# Differentiation of tricky rational function

Good day! I encountered a problem while doing some differentiation questions and I need some help. The question is:

$$\displaystyle f(x)=\frac{x(1-x)(2-x)(3-x)(4-x)(5-x)(6-x)(7-x)(8-x)(9-x)}{(1+x)(2+x)(3+x)(4+x)(5+x)(6+x)(7+x)(8+x)(9+x)}$$

Find $$f'(0)$$.

I know you can just try multiplying everything and using product and quotient rule, but is there a trick to solving this question?

• $f(x)=xq(x)\Rightarrow f'(x) = q(x)+xq'(x)\Rightarrow f'(0) =q(0) = 1$. Apr 1, 2020 at 7:46

You have $$f(x)=xg(x)$$, where $$g$$ is continuous in a neighborhood of $$0$$; apply the definition: $$f'(0)=\lim_{x\to0}\frac{xg(x)-0g(0)}{x}=g(0)$$

• Thank you so much!! Apr 1, 2020 at 13:16

$$f(x)$$ has the form $$\frac {xg(x)} {h{(x)}}$$. So $$f'(x)=\frac { h(x)xg'(x)+h(x)g(x)-xg(x)h'(x)} {h(x)^{2}}$$. Clearly $$f'(0)= \frac {h(0)g(0)} {h(0)^{2}}=1$$.

The answer is 1. The good thing here is that when you see the expressions that come out from applying the product rule, most of the terms have a factor $$x$$ multiplied to them. This makes those terms equal to zero immediately and you will also see that the numerator and denominator on applying the quotient rule and substituting zero turn out to be the same.

Recall that the Taylor series of $$\frac{1}{a+x} = \frac{1/a}{1+x/a}$$ is:

$$\frac{1}{a} - \frac{x}{a^2} + \frac{x^2}{a^3} - O(x^4)$$

as this is an infinite geometric series with first term $$\frac{1}{a}$$ and common ratio $$-\frac{x}{a}$$.

Now $$\frac{a-x}{a+x} = \frac{2a}{a+x} -1$$. The Taylor series of this is $$2a$$ times the first series or $$\frac{2a}{a} - \frac{2ax}{a^2} + \frac{2ax^2}{a^3} - \cdots$$ or $$1 - \frac{2x}{a} + \frac{2x^2}{a^2} - \cdots$$.

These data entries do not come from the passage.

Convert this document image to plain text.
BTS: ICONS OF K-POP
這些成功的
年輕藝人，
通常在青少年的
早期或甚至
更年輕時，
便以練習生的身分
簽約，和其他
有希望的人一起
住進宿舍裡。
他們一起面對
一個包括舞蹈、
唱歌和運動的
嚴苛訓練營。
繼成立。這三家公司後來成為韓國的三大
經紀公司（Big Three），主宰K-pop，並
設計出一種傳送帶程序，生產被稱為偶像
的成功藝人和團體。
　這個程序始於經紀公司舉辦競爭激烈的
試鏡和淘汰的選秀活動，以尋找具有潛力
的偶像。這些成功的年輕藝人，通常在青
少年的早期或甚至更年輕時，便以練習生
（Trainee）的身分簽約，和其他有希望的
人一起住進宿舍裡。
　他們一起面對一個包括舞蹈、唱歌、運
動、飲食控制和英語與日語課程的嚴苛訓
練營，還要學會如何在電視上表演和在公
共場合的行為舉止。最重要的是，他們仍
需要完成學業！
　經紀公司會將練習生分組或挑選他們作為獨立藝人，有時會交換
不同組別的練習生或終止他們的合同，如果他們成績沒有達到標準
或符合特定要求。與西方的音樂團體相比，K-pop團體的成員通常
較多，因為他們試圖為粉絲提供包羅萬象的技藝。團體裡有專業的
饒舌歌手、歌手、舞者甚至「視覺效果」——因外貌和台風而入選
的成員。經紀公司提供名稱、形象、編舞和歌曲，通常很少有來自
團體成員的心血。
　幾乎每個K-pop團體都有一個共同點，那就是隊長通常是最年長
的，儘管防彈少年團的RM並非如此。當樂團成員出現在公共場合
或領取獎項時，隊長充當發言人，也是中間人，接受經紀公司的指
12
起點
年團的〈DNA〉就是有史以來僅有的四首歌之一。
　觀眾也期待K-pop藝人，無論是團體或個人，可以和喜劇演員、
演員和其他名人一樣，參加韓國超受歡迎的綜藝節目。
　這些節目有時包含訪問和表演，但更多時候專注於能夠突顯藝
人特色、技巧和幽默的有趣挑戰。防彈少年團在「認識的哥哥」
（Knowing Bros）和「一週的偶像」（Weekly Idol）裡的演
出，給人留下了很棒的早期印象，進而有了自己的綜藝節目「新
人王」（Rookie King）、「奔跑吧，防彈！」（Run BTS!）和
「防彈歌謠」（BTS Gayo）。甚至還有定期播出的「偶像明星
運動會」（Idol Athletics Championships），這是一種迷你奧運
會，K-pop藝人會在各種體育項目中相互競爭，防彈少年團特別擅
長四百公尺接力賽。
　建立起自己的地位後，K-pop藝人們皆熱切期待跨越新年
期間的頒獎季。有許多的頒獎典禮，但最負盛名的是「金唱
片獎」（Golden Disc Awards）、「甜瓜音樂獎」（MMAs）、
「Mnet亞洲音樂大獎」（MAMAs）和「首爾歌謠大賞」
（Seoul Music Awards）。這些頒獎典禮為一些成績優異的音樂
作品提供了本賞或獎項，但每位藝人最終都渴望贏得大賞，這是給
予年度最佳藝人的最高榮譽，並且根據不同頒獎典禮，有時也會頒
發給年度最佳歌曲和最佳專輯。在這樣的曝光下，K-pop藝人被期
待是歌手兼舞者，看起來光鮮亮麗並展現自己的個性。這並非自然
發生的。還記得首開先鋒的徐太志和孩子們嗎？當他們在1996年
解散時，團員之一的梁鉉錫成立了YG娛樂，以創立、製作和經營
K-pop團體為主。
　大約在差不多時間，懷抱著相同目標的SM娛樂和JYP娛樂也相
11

Therefore the Taylor series of $$f(x)$$, discarding higher-order terms is: $$x \left(1 - \frac{2x}{1} \right) \left(1 - \frac{2x}{2} \right) \left(1 - \frac{2x}{3} \right) \cdots \left(1 - \frac{2x}{10} \right)$$

$$= x \left(1 - \left(\frac{2x}{1} + \frac{2x}{2} + \cdots + \frac{2x}{10} \right) + O(x^2) \right)$$

$$= x - x^2 (\text{some constant} ) + O(x^3)$$

and therefore $$f'(x)$$ equals:

$$= 1 - 2x (\text{some constant} ) + O(x^2)$$

which when evaluated at $$x=0$$ gives $$1$$. Thus $$f'(0) = 1$$.

Use logarithmic differentiation. $$f(x)= x \frac{\prod_{i=1}^n (i-x) }{\prod_{i=1}^n (i+x) }$$ $$\log(f(x))=\log(x)+\sum_{i=1}^n \log(i-x)-\sum_{i=1}^n \log(i+x)$$ $$\frac{f'(x)}{f(x)}=\frac 1 x-\sum_{i=1}^n \frac 1{i-x}-\sum_{i=1}^n \frac 1{i+x}$$ $$f'(x)=f(x) \times\frac{f'(x)}{f(x)}=\left(\frac 1 x-\sum_{i=1}^n \frac 1{i-x}-\sum_{i=1}^n \frac 1{i+x} \right)x \frac{\prod_{i=1}^n (i-x) }{\prod_{i=1}^n (i+x) }$$ Isolating the first term

$$f'(x)=\frac{\prod_{i=1}^n (i-x) }{\prod_{i=1}^n (i+x) }-\color{red}{x}\frac{\prod_{i=1}^n (i-x) }{\prod_{i=1}^n (i+x) }\left(\sum_{i=1}^n \frac 1{i-x}+\sum_{i=1}^n \frac 1{i+x} \right)$$ Because of the $$\color{red}{x}$$ in the front of the second term, it is $$0$$ for $$x=0$$. The first term is equal to $$1$$ since for $$x=0$$ numerator and denominator are identical.